Since I loved animals, I was distressed by this attitude and eventually discarded it as heresy. When I was young, it was because I believed animals had as much right to heaven, or whatever afterlife there was, as we did. When I grew older, it was because I believe that life and death are biological processes shared by every creature on this planet. We die, they die. We'd love to believe that we deserve a place to go afterwards, but if we do, so do they.

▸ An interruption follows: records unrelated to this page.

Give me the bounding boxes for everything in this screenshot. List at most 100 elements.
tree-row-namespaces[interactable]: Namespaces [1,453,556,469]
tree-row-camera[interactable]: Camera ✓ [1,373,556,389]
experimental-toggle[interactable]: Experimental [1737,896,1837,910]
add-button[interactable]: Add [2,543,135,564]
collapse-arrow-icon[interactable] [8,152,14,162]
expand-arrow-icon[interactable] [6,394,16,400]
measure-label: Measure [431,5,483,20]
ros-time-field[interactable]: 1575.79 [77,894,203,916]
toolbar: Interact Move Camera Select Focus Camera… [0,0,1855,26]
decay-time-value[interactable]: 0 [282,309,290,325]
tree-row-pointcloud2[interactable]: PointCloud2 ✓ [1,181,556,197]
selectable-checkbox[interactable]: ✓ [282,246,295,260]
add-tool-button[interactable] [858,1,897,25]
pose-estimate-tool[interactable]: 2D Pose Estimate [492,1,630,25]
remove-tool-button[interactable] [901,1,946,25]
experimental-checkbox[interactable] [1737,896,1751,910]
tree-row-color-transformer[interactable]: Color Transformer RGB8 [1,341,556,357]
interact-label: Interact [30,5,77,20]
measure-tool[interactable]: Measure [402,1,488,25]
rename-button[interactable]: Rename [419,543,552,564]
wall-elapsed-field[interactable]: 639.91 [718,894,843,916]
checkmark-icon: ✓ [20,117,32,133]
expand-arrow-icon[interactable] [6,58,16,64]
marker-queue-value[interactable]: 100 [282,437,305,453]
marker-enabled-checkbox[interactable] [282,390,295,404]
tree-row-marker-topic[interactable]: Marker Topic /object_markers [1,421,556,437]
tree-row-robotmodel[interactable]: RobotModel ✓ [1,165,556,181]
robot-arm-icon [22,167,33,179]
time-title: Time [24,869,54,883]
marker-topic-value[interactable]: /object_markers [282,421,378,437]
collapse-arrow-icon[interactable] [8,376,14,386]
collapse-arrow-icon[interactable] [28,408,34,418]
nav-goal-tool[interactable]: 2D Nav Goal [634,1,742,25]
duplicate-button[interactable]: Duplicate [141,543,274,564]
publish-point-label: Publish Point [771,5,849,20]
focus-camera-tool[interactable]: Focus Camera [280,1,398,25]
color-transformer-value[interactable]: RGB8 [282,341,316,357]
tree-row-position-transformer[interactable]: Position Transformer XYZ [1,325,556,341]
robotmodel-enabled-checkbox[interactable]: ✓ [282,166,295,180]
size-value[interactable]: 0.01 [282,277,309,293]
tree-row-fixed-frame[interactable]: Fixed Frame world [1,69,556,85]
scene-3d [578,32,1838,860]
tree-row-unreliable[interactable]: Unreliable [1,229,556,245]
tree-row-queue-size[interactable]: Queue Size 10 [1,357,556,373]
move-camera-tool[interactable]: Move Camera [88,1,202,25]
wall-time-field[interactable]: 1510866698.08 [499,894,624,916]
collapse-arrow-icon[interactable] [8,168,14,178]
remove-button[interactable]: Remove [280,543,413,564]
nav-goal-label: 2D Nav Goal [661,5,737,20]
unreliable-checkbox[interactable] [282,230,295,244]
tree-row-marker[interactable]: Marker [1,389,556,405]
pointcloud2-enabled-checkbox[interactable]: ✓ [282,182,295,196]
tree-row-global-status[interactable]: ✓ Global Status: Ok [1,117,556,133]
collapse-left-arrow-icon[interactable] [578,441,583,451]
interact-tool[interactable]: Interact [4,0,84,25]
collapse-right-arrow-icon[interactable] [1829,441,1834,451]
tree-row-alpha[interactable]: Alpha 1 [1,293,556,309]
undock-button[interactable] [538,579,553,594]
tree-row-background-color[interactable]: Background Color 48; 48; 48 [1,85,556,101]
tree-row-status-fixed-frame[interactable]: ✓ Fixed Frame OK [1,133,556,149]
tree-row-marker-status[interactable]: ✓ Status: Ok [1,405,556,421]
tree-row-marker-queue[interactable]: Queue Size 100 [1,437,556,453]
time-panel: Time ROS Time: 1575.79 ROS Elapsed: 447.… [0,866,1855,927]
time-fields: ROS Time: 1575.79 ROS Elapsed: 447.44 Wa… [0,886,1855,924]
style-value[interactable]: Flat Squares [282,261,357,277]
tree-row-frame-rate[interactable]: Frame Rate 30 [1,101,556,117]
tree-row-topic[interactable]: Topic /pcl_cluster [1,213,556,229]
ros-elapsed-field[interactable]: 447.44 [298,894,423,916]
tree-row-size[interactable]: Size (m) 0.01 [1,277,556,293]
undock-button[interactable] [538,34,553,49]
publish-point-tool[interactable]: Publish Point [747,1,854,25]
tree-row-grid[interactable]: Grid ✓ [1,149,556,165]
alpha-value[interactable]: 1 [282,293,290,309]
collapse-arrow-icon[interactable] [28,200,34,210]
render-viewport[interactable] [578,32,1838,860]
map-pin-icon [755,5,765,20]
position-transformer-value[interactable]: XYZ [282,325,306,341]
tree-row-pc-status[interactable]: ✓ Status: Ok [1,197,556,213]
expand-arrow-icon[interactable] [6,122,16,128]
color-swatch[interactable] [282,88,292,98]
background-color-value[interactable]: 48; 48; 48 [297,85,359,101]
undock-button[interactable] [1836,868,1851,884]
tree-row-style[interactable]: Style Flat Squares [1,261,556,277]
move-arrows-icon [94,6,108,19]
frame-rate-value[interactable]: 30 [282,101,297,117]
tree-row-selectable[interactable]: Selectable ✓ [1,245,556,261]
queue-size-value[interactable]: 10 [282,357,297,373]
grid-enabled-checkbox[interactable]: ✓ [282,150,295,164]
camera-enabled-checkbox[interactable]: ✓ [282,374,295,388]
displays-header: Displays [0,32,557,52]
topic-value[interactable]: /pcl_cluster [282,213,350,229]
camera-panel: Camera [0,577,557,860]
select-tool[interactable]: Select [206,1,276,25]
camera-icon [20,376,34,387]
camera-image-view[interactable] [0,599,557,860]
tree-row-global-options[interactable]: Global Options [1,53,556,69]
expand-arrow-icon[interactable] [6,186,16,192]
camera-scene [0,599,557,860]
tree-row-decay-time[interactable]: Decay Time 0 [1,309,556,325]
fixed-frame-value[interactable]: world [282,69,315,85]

"Experts" tell us that the difference is our self-awareness of Mortality. We know we're going to die and animals don't. I wonder if you took a child and raised it without ever mentioning that she was mortal and bound to die, if she never saw roadkill or squashed a bug, if she lived a life isolated from death...would she have any more consciousness of Mortality than a dog? Or is it really an innate knowing woven into our brains? How do we know for sure that animals don't perceive their own mortality? Because they live in the Now? Because they can't write poetry about it? Animals in the wild encounter death all the time. Maybe they just shrug their shoulders, say they can't do anything about the inevitable, and get on with living. Maybe they're the smart ones and we humans need to stop struggling against the inevitable.

In another post, I mention the way I sometimes feel an animal leap onto my bed at night. I search the bed or flick on the light but there's no one there (I have cats, so I expect it to be one of them). My explanation is that it's Baldrick or Ollie, my two best-loved cats, who have passed on. But who knows?

I've sensed people around me after their deaths. I've done the same for my pets. My mom saw animals in her readings and was convinced they "go on." I hope they do, I really hope they do. And not just pets but every creature. They deserve the best possible afterlife, given the shitty lives we've imposed on many of them. Except maybe mosquitoes and fleas and ticks, though I can at least make a case for mosquitoes as a food source for birds and bats. Fleas and ticks, however....

An afterlife where animals exist, where all life exists...what would that look like? Some people believe we will all be these energies, maybe all the same energy, melding like drops of water into the greater Ocean of Being. All one. Some people believe we continue to learn and grow and evolve even as spirits until we reach Perfection, before joining into One. For some, that includes reincarnation back to the physical plane (Earth or elsewhere) to "get it right."

I do know that I've had a pet or two in my time that was so incredibly similar to an earlier pet, I would have sworn it was the same one reincarnated! Something beyond species familiarity.

Well, who knows what's to come? Not me. But there better be animals there.